Plymouth University said it was a form of polyisobutene, which was used as an additive in lubricating oils.
The additive was identified after detailed examination of a stricken guillemot.
The university’s Professor Steve Rowland said it was only the second reported incident of the substance being discovered at sea that he was aware of.
He believes the substance is not known to be toxic, but can act as an irritant, which may be why it has caused injuries to the birds' skin.
He said: "It depends on exactly which manufacturer's substance we are dealing with.
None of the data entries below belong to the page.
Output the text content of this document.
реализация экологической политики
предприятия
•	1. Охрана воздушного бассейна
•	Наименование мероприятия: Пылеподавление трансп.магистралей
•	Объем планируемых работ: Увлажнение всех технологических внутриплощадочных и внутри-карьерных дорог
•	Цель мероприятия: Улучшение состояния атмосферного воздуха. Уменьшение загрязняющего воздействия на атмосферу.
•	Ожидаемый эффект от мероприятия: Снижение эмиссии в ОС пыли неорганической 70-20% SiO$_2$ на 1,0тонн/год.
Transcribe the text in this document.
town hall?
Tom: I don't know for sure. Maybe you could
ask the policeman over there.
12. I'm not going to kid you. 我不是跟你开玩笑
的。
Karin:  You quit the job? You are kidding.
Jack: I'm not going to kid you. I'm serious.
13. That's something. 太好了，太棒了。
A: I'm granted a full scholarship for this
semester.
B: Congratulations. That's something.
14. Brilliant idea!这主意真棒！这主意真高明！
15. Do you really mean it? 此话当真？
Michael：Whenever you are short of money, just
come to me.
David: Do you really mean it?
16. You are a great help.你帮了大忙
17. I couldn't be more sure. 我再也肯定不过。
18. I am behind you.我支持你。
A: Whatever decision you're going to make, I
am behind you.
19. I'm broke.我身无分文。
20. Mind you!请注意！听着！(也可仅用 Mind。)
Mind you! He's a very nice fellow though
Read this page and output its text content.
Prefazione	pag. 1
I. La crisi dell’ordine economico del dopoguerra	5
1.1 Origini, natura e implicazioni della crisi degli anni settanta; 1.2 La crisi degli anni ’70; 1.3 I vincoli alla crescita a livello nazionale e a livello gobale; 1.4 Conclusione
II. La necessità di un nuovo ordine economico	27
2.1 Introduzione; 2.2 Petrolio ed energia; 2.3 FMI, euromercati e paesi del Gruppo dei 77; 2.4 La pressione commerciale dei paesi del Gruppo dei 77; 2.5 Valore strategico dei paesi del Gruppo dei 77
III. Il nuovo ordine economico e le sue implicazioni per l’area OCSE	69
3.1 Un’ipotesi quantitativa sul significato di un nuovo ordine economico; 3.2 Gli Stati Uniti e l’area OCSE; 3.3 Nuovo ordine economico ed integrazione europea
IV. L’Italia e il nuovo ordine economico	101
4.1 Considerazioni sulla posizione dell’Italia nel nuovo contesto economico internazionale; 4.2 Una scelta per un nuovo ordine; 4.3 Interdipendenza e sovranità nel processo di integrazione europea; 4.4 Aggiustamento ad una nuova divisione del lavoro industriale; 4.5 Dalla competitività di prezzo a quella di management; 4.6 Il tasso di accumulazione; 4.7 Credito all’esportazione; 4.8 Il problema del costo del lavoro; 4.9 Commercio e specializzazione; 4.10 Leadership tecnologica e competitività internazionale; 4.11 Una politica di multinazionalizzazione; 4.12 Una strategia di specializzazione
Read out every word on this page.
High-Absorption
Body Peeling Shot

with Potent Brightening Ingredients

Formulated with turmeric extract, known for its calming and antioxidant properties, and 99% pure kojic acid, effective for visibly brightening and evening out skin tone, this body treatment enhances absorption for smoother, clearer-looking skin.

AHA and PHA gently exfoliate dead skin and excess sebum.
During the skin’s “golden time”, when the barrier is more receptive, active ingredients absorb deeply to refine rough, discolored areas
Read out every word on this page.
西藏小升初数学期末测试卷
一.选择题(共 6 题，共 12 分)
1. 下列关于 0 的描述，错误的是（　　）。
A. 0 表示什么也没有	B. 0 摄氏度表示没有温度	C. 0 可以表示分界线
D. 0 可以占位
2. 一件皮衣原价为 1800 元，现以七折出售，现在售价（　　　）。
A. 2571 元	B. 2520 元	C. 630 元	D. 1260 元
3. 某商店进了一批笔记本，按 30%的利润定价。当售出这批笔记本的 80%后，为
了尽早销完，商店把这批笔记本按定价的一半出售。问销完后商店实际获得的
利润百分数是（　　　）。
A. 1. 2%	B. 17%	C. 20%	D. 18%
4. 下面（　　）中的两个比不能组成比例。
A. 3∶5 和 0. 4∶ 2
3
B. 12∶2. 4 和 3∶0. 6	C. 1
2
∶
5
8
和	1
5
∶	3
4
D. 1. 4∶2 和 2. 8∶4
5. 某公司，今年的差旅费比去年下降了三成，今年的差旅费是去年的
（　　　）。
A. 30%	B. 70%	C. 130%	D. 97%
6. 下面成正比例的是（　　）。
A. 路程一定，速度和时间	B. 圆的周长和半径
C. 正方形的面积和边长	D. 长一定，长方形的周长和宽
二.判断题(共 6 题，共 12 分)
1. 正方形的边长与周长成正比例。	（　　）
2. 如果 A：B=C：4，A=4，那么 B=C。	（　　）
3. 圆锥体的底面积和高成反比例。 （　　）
Some websites I have looked at have safety sheets which say to avoid contact with the skin, and one or two said it can act as an irritant, which explains what happened to the birds' legs."
Professor Rowland added: "I do not think it will biodegrade, but it may be that it will disperse, and hopefully it will break up.
"The number of birds coming in over the past few days, which is much less than last week, does reflect that."
The findings have been passed to the Maritime and Coastguard Agency (MCA).
More than 300 birds have been discovered washed up along Chesil beach.
The substance covered the birds' feathers, making them lose their waterproofing and leaving them unable to swim and catch prey.
Professor Rowland said: "I think birds suffer most because they come into contact with anything floating about on the surface of the water, and it gets in their feathers.
"Other wildlife, like fish, are just able to swim away, so hopefully nothing else will be badly impacted."
The surviving birds have been taken at the RSPCA West Hatch centre in Somerset for treatment.